Even an apparently small speck will lead to an instrument being rejected by a surgeon because of the risk to patients.

'It was awful'

It said operations were being cancelled and the NHS was also having to replace expensive instruments damaged in careless decontamination.

Helene Rigate
Helene Rigate's operation was postponed twice

Helene Rigate, who has had her hip operation at Leeds' Chapel Allerton Hospital postponed twice because her surgeon did not have the right surgical instruments, said: "To be honest I didn't know whether to laugh or cry.

"I just could not believe that I'd been put through this a second time and then pipped at the post again. It was awful. I was really upset.

"This is supposed to be the 21st century. We're supposed to have sorted these things out. I was angry and upset and a bit stunned as well."

In a statement Leeds Teaching Hospitals NHS Trust apologised to Ms Rigate and said it was urgently working to resolve problems with the decontamination services which had been moved off site to a unit run by a private contractor.

"In both cases affecting this patient, staff were not happy that all the instruments were of a useable standard.

"Patient safety is always our top priority."

B Braun Sterilog, which provides cleaning services for the hospital, said: "We work closely with our partner NHS trusts to deliver our shared goal of bringing the sterilisation of surgical instruments up to the highest standards."

Orthopaedic surgeons are particularly angry at the failings in the new decontamination services.

Andrew Thomas, from the British Orthopaedic Association, said there was a wealth of anecdotal evidence of the problems, which include gynaecological instruments being packed by mistake into trays for orthopaedic operations.

"The view from the average orthopaedic surgeon is that moving the decontamination offsite is a recipe for chaos."

A handful of partnerships with private decontamination services are already operational in England but many more are currently being negotiated.

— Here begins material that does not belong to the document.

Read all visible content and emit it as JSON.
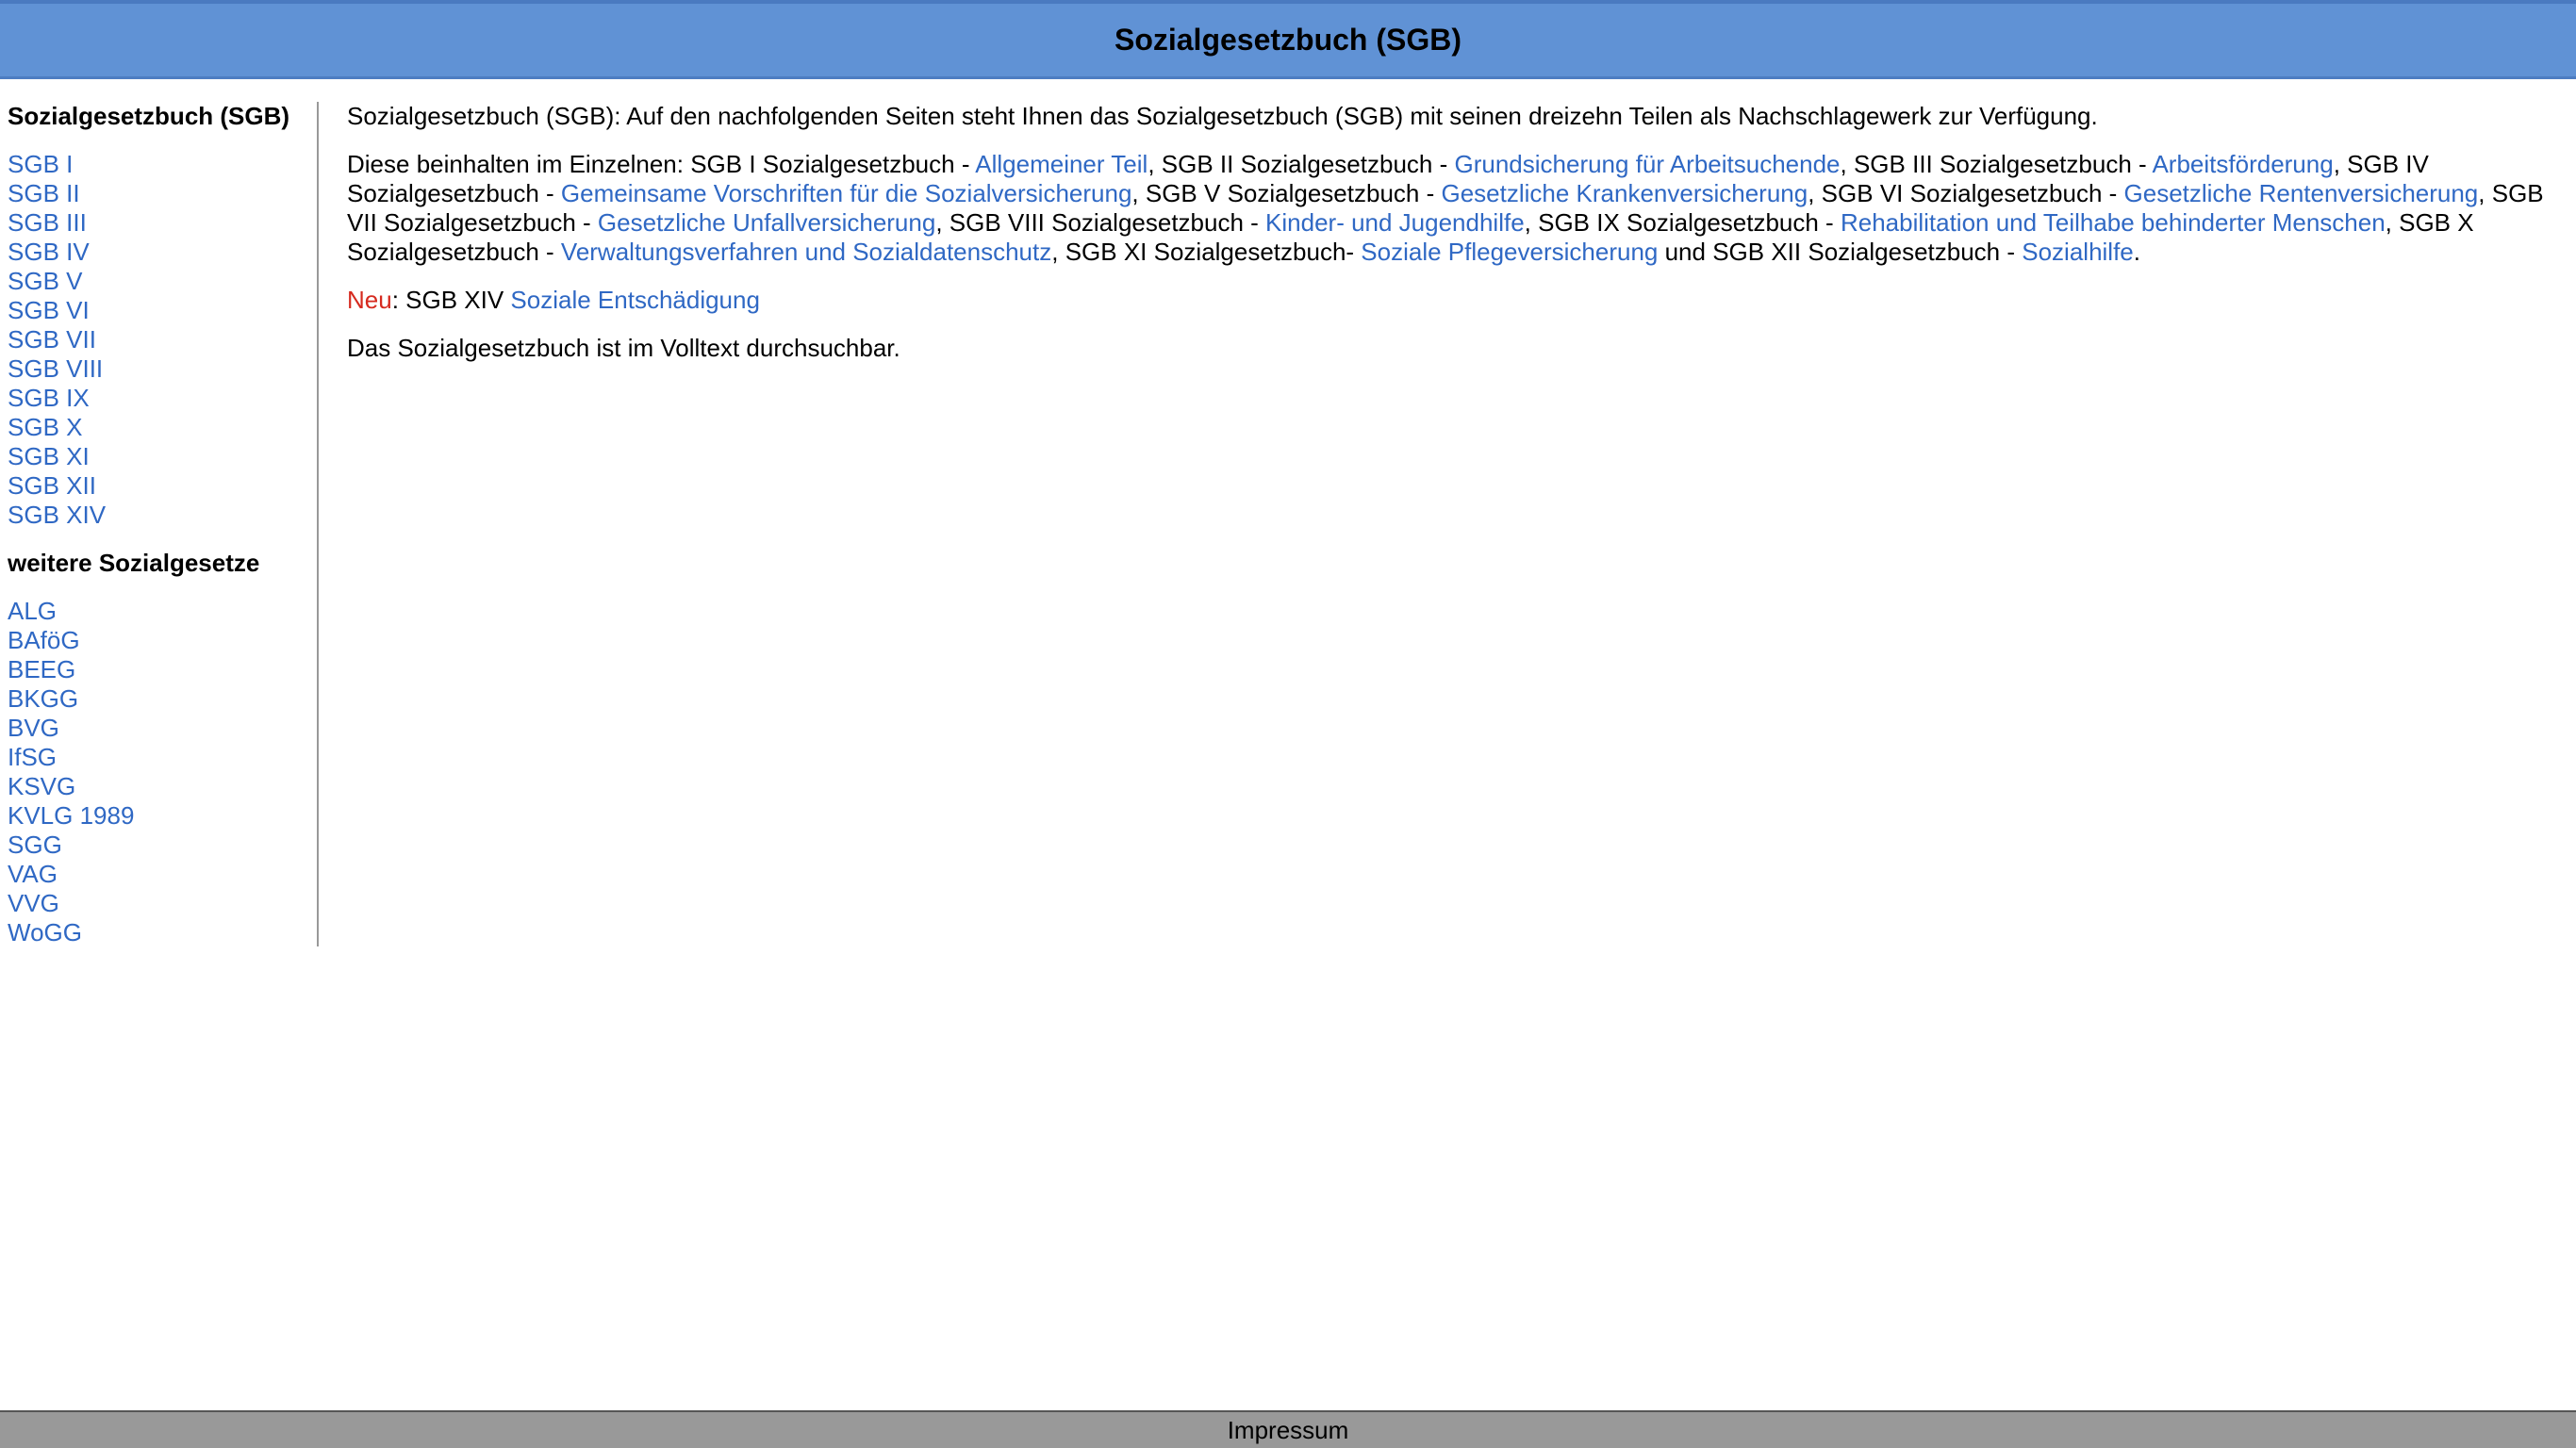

The orthopaedic surgeons want a moratorium on any more contracts being signed until it can be shown that off site services meet clinical standards.

Mike Jackson, a senior national officer at Unison, added: "We have warned time and time again that taking sterilisation services out of hospitals and replacing them with supercentres - which are often miles away - is a recipe for disaster."

A Department of Health spokesman said: "We have invested over 200m in improving decontamination services in the NHS in England since 2001 and we will continue to support trusts to provide the highest standards of decontamination of instruments as part of their drive against healthcare associated infection.

"We are helping trusts to draw up a local action plans where necessary and we are working closely with both them and the private sector provider to resolve any issues."